Van de Beek et al. NEJM 2010; 362: 146-154. Current Concepts. Review article.
1. Post craniotomy, one third of cases occur in first week, one third in second week, and one third after second week, up to "years" after craniotomy. The incidence is 0.8-1.5 %.
2. Internal ventricular catheter infection causes infection 4-17 % of time. Colonization at time of surgery is the most important cause, and most cases occur within one month.
3. External ventricular catheter shunts has an 8 % incidence of infection with a sharp rise after five days. Article suggests no reason to remove a catheter just because 5 days has elapsed.
4. CHT usually has a basilar skull fracture if infections occur. This is most common cause of recurrent meningitis.
5. Gram staining and culture are hallmarks of diagnosis and measurement of cells and diff may be falsely negative in many cases. especially ventricular catheters.
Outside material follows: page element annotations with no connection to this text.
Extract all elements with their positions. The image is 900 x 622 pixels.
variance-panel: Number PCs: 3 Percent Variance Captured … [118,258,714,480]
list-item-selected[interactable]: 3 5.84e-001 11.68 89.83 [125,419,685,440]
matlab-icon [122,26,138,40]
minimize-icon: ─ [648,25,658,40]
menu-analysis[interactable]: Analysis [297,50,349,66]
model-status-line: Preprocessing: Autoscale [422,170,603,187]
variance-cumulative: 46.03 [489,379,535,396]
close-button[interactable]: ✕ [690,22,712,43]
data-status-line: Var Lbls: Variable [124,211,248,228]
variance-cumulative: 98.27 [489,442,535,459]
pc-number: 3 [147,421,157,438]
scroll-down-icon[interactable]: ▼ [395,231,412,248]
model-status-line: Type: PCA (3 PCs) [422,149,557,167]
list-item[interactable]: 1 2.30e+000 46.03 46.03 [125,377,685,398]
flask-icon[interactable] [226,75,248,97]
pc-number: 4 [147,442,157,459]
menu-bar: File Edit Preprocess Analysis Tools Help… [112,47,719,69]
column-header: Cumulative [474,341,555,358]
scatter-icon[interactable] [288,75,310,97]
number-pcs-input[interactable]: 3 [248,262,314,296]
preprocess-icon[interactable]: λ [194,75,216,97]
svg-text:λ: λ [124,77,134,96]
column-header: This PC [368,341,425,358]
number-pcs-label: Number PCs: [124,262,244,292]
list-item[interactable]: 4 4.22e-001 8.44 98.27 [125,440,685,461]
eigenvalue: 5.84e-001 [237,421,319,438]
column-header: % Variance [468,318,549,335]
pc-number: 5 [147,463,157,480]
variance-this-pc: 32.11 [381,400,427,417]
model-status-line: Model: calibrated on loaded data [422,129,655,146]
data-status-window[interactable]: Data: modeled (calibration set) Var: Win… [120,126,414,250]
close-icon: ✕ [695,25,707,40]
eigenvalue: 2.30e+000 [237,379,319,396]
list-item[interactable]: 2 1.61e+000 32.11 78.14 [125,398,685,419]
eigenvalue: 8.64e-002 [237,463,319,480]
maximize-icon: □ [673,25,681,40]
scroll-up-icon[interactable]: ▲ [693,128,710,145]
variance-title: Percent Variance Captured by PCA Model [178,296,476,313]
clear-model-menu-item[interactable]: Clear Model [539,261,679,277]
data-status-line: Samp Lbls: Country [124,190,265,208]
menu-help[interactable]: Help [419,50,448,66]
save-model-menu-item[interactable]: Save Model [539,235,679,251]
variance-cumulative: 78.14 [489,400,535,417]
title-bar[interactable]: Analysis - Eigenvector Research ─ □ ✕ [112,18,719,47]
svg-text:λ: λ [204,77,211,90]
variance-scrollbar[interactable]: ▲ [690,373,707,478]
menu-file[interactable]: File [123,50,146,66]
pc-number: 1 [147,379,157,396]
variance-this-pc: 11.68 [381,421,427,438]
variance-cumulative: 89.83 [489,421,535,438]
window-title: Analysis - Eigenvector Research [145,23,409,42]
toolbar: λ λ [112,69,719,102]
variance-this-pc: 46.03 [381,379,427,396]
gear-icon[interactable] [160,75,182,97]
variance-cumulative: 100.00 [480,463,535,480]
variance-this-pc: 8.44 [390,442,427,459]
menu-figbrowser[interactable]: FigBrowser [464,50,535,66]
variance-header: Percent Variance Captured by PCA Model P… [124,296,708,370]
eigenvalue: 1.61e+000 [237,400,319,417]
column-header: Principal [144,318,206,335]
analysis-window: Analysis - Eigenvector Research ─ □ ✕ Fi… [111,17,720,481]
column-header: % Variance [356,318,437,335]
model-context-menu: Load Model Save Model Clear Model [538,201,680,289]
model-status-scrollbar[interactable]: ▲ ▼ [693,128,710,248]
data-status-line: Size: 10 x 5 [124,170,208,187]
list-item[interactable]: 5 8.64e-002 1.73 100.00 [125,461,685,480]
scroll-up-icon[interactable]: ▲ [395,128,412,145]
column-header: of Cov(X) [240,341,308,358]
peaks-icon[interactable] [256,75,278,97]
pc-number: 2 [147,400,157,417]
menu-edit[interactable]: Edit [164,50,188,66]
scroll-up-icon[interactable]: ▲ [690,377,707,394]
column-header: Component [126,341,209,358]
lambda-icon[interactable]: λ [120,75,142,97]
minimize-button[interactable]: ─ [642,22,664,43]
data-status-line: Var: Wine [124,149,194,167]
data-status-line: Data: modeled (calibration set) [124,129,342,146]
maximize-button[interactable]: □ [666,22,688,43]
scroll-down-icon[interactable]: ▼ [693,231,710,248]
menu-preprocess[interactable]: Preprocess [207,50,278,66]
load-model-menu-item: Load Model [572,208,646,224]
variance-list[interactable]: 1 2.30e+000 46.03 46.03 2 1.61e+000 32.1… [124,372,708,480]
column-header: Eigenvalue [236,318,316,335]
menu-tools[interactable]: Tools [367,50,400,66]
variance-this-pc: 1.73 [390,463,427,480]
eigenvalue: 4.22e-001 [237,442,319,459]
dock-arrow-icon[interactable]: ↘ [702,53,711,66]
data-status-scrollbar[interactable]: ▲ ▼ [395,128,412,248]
6. Post neurosurgery, a CSF lactate level of > 4 mmol/L has a sensitivity of 88 %, specificity of 98 %, PPV of 96 %, and a NPV of 94 % for bacterial meningitis. However, one review suggested many cases would be missed with this cutoff.
7. Antibiotics postop or post head injury should be vancomycin plus ceftazidine, cefepime, or meropenem. Goal should be serum trough of 15-20 for vancomycin. In intraventricular therapy, close the drain for an hour after the first dose. The trough should equal ten times the MIC of the antibiotic to sterilize the CSF.
8. External lumbar catheter infection rates have been reported between .8 and 5 percent. After LP infection rate is one in 50,000 with 80 cases per year in US.
9. Acinteobacter is more common in nosocomial infections that may be resistant. Initially may use iv meropenem, with or without intrathecal or intraventricular aminoglycoside, if resistant use colistin or polymyxin B. Colistin in one study sterilized 13/14 patients and cured those. In another study, all patients treated with colistin survived.